To minimize the effect of mass dependence on repeatability, great care was taken to remove the same amount of ink from replicate samples making them as similar as possible. For some ink samples, this goal was achieved. For example, a black Bic ink written 11/14/08 was extracted and analyzed five times. These samples showed good repeatability with a range of PE concentrations of 1.848 ppm to 2.019 ppm. Other samples tested in multiples did not show reproducible results.
The densitometer was used in conjunction with the GC-MS analysis as a means of overcoming the mass dependence. Overall, normalizing samples using the densitometer to calculate the amount of ink in a sample did not aid in the attempt to overcome mass dependence. In many cases, the results showed to be more reproducible, but in some cases, the results were not helpful in increasing the reproducibility of samples known to be the same age.

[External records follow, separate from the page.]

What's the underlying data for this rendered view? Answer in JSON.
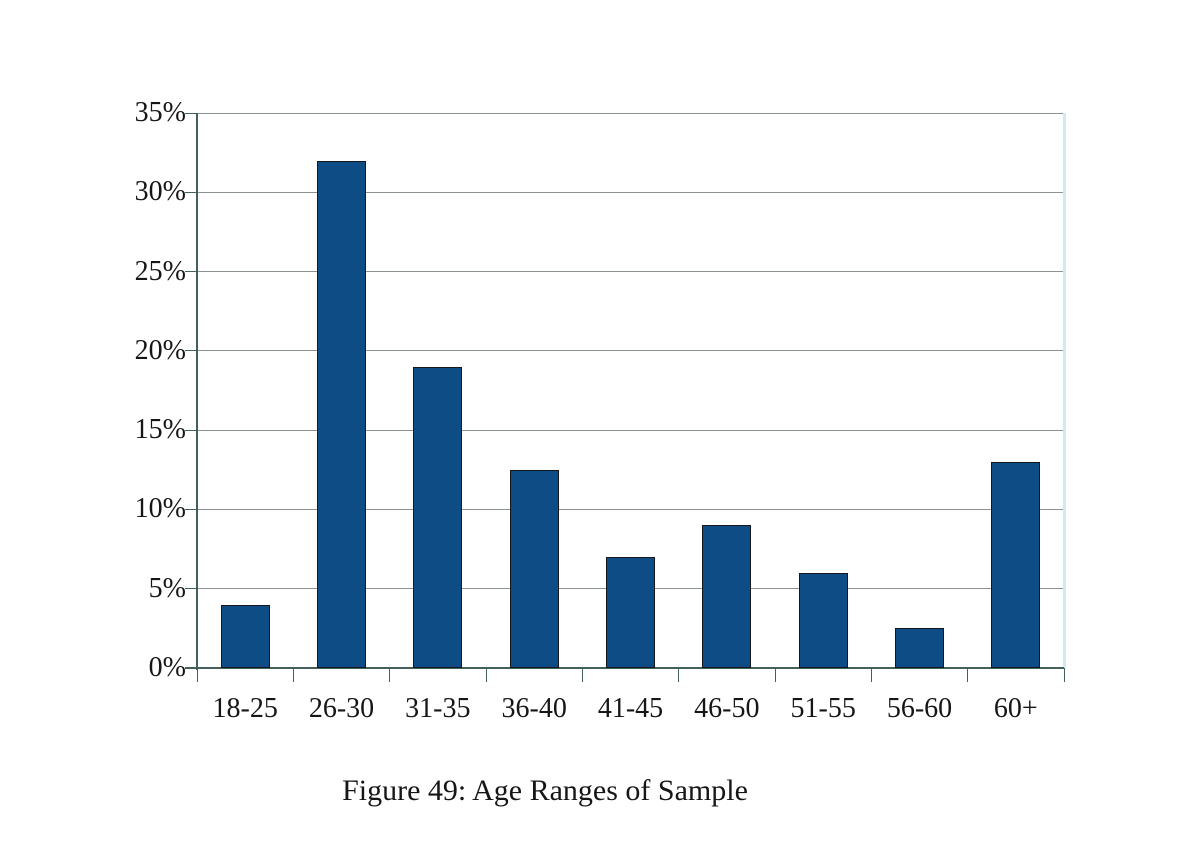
{
  "figure": {
    "caption": "Figure 49: Age Ranges of Sample"
  },
  "chart_data": {
    "type": "bar",
    "title": "",
    "xlabel": "",
    "ylabel": "",
    "categories": [
      "18-25",
      "26-30",
      "31-35",
      "36-40",
      "41-45",
      "46-50",
      "51-55",
      "56-60",
      "60+"
    ],
    "values": [
      4,
      32,
      19,
      12.5,
      7,
      9,
      6,
      2.5,
      13
    ],
    "y_tick_labels": [
      "0%",
      "5%",
      "10%",
      "15%",
      "20%",
      "25%",
      "30%",
      "35%"
    ],
    "y_tick_step": 5,
    "ylim": [
      0,
      35
    ],
    "grid": "horizontal-only",
    "legend": "none",
    "colors": {
      "bar_fill": "#0d4c84",
      "bar_border": "#15171c",
      "grid_line": "#8a938e",
      "axis_line": "#44605a",
      "plot_right_border": "#cfe8f7",
      "text": "#161616",
      "background": "#ffffff"
    }
  }
}
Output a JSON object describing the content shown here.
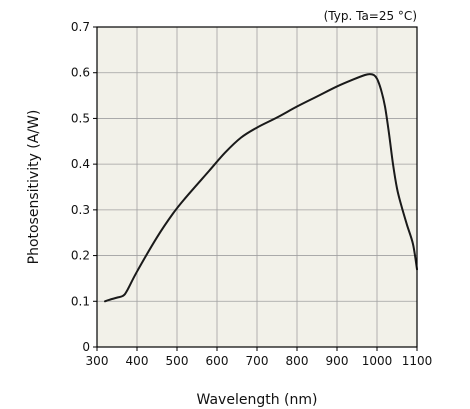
{
  "chart_data": {
    "type": "line",
    "annotation": "(Typ. Ta=25 °C)",
    "xlabel": "Wavelength (nm)",
    "ylabel": "Photosensitivity (A/W)",
    "xlim": [
      300,
      1100
    ],
    "ylim": [
      0,
      0.7
    ],
    "xticks": [
      300,
      400,
      500,
      600,
      700,
      800,
      900,
      1000,
      1100
    ],
    "yticks": [
      0,
      0.1,
      0.2,
      0.3,
      0.4,
      0.5,
      0.6,
      0.7
    ],
    "xtick_labels": [
      "300",
      "400",
      "500",
      "600",
      "700",
      "800",
      "900",
      "1000",
      "1100"
    ],
    "ytick_labels": [
      "0",
      "0.1",
      "0.2",
      "0.3",
      "0.4",
      "0.5",
      "0.6",
      "0.7"
    ],
    "grid": true,
    "colors": {
      "plot_background": "#f2f1e9",
      "grid": "#a0a0a0",
      "line": "#1a1a1a",
      "frame": "#000000"
    },
    "series": [
      {
        "x": [
          320,
          330,
          350,
          365,
          375,
          400,
          450,
          490,
          520,
          580,
          620,
          660,
          700,
          750,
          800,
          850,
          900,
          940,
          970,
          982,
          992,
          1000,
          1010,
          1020,
          1030,
          1040,
          1050,
          1060,
          1075,
          1090,
          1100
        ],
        "y": [
          0.1,
          0.103,
          0.108,
          0.112,
          0.123,
          0.165,
          0.24,
          0.292,
          0.325,
          0.385,
          0.425,
          0.458,
          0.48,
          0.502,
          0.526,
          0.548,
          0.57,
          0.585,
          0.595,
          0.597,
          0.595,
          0.587,
          0.563,
          0.526,
          0.467,
          0.4,
          0.347,
          0.312,
          0.267,
          0.225,
          0.17
        ]
      }
    ]
  }
}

Further work will be performed to determine a more appropriate correlation between the GC-MS data and the densitometer data as well as investigate other methods of overcoming mass dependence.
3.4. Future Work
Establishing a technique that was reproducible and reliable to quantify PE and establishing a baseline for completely aged samples was a large first step. Future work to be completed includes optimization of the extraction procedure and the GC-MS program. Also, the testing of more ink samples will be performed to obtain a broader view of the available ink formulations and the concentrations of PE within them.
Further research will also be completed to determine a reliable method to overcome the mass dependence seen with this type of testing and improve the repeatability of the procedure. Currently, in this work, the analyst must take great care when removing ink samples in order to remove the same amount of ink for each extraction.

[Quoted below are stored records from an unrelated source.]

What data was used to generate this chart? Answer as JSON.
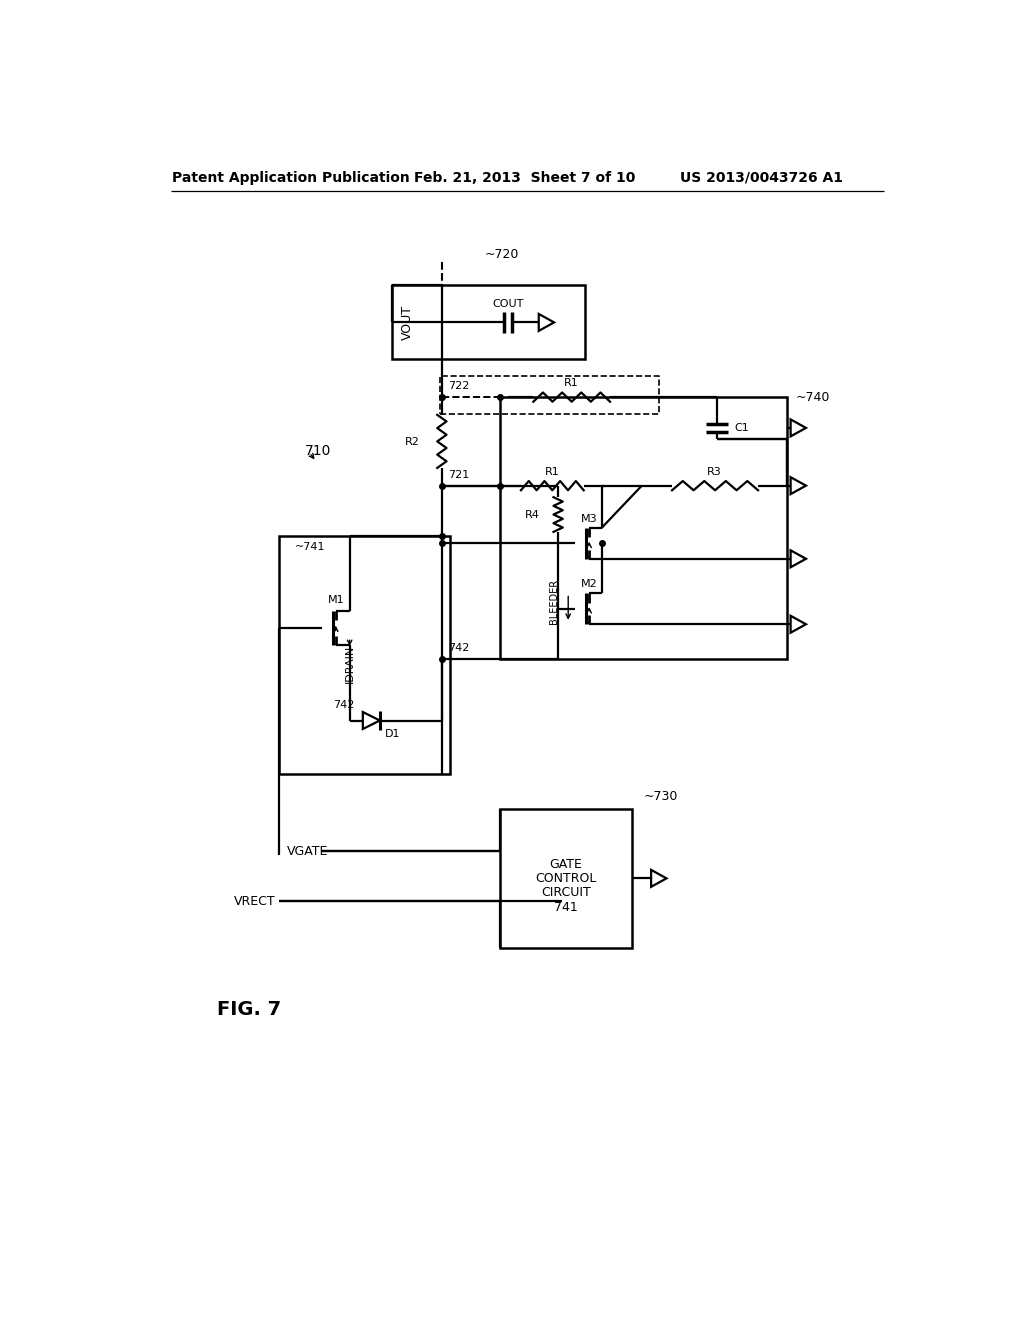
{
  "bg": "#ffffff",
  "lc": "#000000",
  "header_left": "Patent Application Publication",
  "header_center": "Feb. 21, 2013  Sheet 7 of 10",
  "header_right": "US 2013/0043726 A1",
  "fig_label": "FIG. 7"
}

Also, work is being done to narrow down the time frame in which samples completely age. The goal is to find the time when the concentration of PE in an ink sample stops changing at a detectable rate.

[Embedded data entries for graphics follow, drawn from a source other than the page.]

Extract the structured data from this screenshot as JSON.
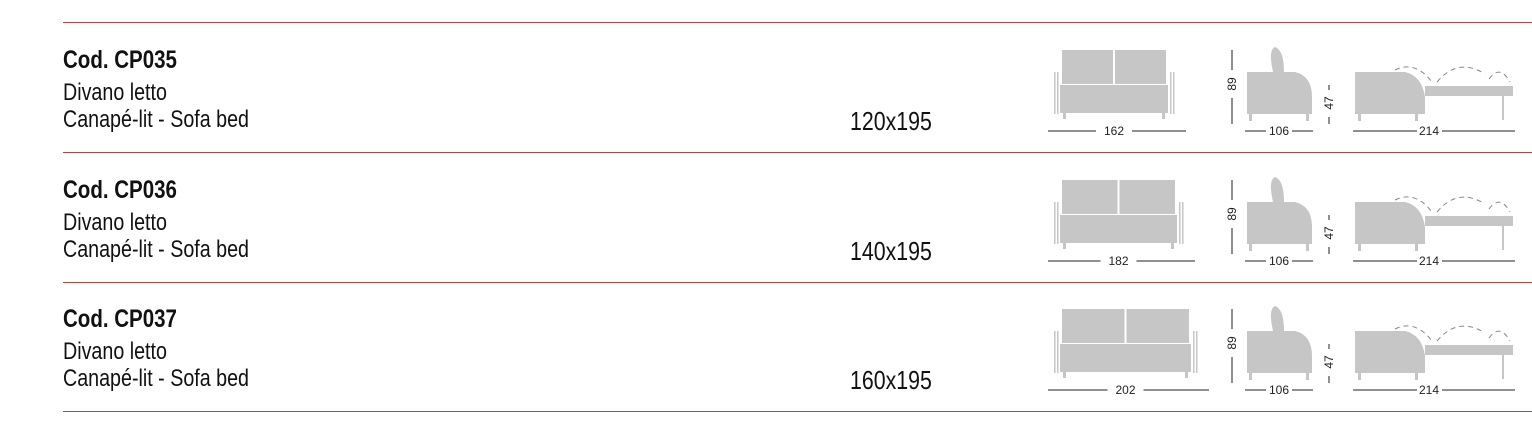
{
  "rows": [
    {
      "code": "Cod. CP035",
      "line1": "Divano letto",
      "line2": "Canapé-lit - Sofa bed",
      "size": "120x195",
      "width": "162",
      "height": "89",
      "depth": "106",
      "seat_height": "47",
      "open_length": "214"
    },
    {
      "code": "Cod. CP036",
      "line1": "Divano letto",
      "line2": "Canapé-lit - Sofa bed",
      "size": "140x195",
      "width": "182",
      "height": "89",
      "depth": "106",
      "seat_height": "47",
      "open_length": "214"
    },
    {
      "code": "Cod. CP037",
      "line1": "Divano letto",
      "line2": "Canapé-lit - Sofa bed",
      "size": "160x195",
      "width": "202",
      "height": "89",
      "depth": "106",
      "seat_height": "47",
      "open_length": "214"
    }
  ],
  "colors": {
    "rule": "#b5463f",
    "sofa_fill": "#c6c6c6"
  }
}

Further research may allow that if an ink formulation is known, then more conclusions could possibly be reached. If the formulation of ink is known (the type of ink and the manufacturer), then it may be possible to determine that the ink is completely aged (instead of simply that it’s new). For example, if a certain ink formulation is known to have high levels of PE, then low levels of PE, when the sample is tested, may show that the ink is old.
Conclusions
The use of gas chromatography-mass spectrometry shows promise for the use of aging ink samples. Fewer ink samples from the document are required for this GC-MS analysis than for traditional ink dating analyzing the dyes. The instrument and solutions used in our laboratory revealed that ink samples tested with greater than 1.6 ppm PE are recent samples that have not aged fully. Samples should be run in multiples (we suggest triplicate if at all possible) in order to take into account possible errors, and anomalies in the testing process, and for better confidence in results. Based on the current testing performed and results obtained, no conclusions should be drawn based on a single test run for a sample as to its age.